Our Freedom Project marks one year of helping pet owners fleeing domestic abuse in Essex

We are marking the one year anniversary of The Freedom Project, a vital initiative which helps pet owners fleeing domestic abuse in Essex to escape abusive situations by providing a safe temporary foster home for their dogs. As the project enters its second year, the charity is looking for foster carers, with experience of caring for dogs to sign up and foster a dog on the scheme.

To mark the anniversary, Essex Police have released a video to highlight the project and appeal for volunteer foster carers.

The Freedom Project works by placing the dog at risk into the home of a volunteer foster carer who will care for them until they can be safely reunited with their loving families. Many refuges are unable to accept pets so this important pet fostering service gives pet owners peace of mind that their dog will be well cared for until they are rehoused and able to take their beloved pets back.

Over the past 12 months, 20 dogs have been placed on the scheme, with carefully selected foster carers. The Essex service now accounts for nearly 50% of dogs fostered across the whole of London, Hertfordshire and Essex.

Danielle from Essex who has been helped by the project says,

“I was mentally and physically abused by my partner for 5 years. At first it was just me but when he started to shout at my dog Archie, I knew it was time to leave. I couldn’t leave Archie behind so I started to stay at friends’ houses but it would never last long. I even stayed in my car with him at one point just to keep us together.
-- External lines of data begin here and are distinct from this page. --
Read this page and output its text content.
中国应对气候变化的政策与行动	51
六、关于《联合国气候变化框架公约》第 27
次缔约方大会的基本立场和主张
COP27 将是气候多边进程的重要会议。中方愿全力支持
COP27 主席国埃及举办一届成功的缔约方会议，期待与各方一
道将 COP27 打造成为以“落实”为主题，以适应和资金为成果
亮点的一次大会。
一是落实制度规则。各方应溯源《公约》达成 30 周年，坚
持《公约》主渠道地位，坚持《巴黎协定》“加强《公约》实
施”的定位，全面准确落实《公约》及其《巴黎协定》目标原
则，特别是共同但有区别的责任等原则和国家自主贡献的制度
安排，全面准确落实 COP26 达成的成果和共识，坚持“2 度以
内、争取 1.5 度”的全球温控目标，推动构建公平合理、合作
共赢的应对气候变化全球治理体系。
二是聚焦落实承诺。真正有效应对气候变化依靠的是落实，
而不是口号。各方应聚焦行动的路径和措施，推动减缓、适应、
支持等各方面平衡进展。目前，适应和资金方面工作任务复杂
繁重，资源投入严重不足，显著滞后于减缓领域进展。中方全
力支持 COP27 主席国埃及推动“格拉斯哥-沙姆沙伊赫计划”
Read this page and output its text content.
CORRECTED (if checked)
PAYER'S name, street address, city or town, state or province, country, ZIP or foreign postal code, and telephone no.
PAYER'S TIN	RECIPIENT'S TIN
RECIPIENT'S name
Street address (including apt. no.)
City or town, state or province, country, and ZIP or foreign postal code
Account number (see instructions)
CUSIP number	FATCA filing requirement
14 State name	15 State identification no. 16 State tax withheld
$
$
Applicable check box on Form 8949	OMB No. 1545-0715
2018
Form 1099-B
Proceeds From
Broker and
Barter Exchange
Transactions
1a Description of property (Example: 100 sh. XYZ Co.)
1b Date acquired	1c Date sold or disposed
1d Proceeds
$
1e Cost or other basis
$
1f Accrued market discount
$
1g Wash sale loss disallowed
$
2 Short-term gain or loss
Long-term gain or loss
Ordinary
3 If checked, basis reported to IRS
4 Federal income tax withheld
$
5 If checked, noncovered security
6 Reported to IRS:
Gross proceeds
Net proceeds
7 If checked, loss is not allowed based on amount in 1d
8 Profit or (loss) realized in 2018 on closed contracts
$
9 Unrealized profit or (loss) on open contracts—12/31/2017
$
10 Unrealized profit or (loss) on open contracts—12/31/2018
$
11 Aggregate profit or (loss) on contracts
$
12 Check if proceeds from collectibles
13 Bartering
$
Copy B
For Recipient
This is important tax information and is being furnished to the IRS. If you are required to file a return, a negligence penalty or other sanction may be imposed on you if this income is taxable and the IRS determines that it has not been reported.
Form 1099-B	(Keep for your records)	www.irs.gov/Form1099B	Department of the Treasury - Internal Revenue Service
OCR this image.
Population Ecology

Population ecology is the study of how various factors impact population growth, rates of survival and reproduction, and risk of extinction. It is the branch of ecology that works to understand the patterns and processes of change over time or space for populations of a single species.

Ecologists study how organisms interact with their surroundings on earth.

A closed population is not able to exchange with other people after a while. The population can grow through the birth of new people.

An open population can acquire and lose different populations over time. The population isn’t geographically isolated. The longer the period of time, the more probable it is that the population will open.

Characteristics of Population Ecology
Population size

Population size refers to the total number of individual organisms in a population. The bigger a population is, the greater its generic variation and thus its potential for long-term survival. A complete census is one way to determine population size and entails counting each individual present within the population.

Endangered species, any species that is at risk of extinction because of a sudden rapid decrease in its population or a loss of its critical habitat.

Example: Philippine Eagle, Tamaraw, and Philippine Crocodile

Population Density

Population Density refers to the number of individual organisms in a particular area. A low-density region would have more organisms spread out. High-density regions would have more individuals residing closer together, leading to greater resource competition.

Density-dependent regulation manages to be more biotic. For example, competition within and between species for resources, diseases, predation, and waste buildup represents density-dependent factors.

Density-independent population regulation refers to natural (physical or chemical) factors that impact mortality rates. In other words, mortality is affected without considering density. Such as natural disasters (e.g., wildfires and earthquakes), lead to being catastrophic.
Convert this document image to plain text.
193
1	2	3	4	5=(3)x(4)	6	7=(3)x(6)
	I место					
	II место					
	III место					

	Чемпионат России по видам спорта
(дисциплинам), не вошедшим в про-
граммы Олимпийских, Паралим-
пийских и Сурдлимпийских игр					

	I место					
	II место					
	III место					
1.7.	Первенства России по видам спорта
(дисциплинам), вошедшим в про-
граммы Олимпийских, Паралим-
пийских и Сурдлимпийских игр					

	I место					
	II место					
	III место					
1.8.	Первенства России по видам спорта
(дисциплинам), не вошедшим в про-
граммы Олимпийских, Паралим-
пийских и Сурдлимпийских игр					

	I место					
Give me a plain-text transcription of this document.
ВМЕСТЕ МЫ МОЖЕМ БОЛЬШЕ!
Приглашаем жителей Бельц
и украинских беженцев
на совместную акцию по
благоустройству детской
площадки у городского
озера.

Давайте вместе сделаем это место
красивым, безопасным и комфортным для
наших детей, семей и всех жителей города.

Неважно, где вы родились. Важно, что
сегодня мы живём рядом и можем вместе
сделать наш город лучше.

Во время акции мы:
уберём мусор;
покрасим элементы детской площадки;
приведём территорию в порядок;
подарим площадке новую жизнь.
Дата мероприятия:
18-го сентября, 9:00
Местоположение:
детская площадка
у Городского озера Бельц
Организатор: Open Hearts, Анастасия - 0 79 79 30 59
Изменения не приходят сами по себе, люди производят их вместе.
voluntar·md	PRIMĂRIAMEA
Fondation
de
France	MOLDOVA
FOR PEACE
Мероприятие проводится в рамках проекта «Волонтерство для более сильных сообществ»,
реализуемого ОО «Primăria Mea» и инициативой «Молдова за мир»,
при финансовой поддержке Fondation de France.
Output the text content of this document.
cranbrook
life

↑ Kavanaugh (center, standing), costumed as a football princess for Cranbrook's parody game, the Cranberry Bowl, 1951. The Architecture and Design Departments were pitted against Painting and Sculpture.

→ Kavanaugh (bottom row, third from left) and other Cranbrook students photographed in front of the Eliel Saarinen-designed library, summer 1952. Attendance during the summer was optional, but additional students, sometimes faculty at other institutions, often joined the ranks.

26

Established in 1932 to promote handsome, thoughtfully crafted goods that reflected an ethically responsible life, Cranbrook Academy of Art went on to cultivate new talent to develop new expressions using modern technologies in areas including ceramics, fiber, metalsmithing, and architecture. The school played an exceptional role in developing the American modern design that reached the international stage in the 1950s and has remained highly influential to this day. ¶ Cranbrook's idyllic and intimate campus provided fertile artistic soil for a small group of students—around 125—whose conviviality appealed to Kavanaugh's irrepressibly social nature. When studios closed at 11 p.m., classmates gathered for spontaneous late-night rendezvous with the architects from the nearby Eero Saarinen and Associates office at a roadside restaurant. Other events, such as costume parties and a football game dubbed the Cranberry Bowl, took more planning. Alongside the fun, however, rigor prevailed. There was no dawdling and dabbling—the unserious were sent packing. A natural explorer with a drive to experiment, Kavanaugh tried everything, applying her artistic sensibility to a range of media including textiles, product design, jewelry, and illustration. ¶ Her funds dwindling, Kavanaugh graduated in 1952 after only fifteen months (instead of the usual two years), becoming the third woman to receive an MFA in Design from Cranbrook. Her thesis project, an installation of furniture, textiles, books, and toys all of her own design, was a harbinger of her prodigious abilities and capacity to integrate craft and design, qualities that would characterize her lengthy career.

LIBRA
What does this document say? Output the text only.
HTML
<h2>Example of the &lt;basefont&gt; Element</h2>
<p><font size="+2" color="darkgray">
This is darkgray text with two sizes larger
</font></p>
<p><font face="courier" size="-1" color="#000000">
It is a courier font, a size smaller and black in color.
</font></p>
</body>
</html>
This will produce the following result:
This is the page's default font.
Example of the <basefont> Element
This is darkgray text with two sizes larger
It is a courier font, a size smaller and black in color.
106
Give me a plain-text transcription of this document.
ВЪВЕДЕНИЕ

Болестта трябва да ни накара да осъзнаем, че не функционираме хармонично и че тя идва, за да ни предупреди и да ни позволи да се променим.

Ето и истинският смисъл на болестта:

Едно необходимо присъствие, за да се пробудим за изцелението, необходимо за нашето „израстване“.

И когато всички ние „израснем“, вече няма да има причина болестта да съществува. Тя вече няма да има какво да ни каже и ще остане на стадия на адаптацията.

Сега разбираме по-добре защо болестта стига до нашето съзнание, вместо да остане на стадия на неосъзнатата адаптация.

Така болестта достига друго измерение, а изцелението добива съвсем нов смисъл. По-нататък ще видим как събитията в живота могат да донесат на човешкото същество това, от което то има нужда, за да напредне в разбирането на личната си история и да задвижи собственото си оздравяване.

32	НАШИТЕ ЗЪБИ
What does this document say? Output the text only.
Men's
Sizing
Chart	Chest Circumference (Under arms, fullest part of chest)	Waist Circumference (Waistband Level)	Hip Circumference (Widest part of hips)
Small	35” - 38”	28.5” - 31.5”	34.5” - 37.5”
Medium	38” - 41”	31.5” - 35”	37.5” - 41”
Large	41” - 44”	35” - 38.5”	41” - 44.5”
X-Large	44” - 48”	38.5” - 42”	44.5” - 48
It was a huge relief when I found a refuge and they told me about The Freedom Project. Although I was worried about parting with Archie - the Freedom team reassured me that he would be well cared for and I would get regular updates. Without The Freedom Project I wouldn’t have known what to do; I couldn’t have given Archie up or left him in kennels. When Archie came home it felt like a new chapter and we could start our life again – I couldn’t recommend The Freedom Project enough.”

Amy Hyde, Freedom Project Manager for Essex says,

“Leaving an abusive home can be an incredibly difficult

decision to make, especially if it means having to give up your dog, or worse, leave them behind. Sadly, research shows that pets in the home are often affected by domestic abuse.  By offering our service, we are helping dog owners to get to safety knowing that their pets are safe and well cared for until they are able to be reunited with them.”

“The delivery of this service in Essex would not have been possible without the help of our incredibly dedicated volunteer foster carers who have opened their homes and hearts to these dogs.  If you would like to help someone in need by fostering a dog on the Freedom Project, please get in touch to apply for this rewarding opportunity.”

Essex Police Detective Superintendent Jason Hendy adds,

“Essex Police fully supports the fantastic work of The Dogs Trust, Freedom Project. Their support helps domestic abuse victims and their families on a daily basis as they attempt to rebuild their lives. By providing this safe haven for their dogs, our officers can continue supporting and safeguarding domestic abuse victims and their loved ones.”

Due to the high demand for our service we are urgently looking for volunteers with experience of caring for dogs, who are at home during the day and can look after dogs for an average of six months. All the dogs’ expenses are covered by Dogs Trust, so this is a particularly rewarding volunteering opportunity for dog lovers who aren’t able to own a dog on a permanent basis.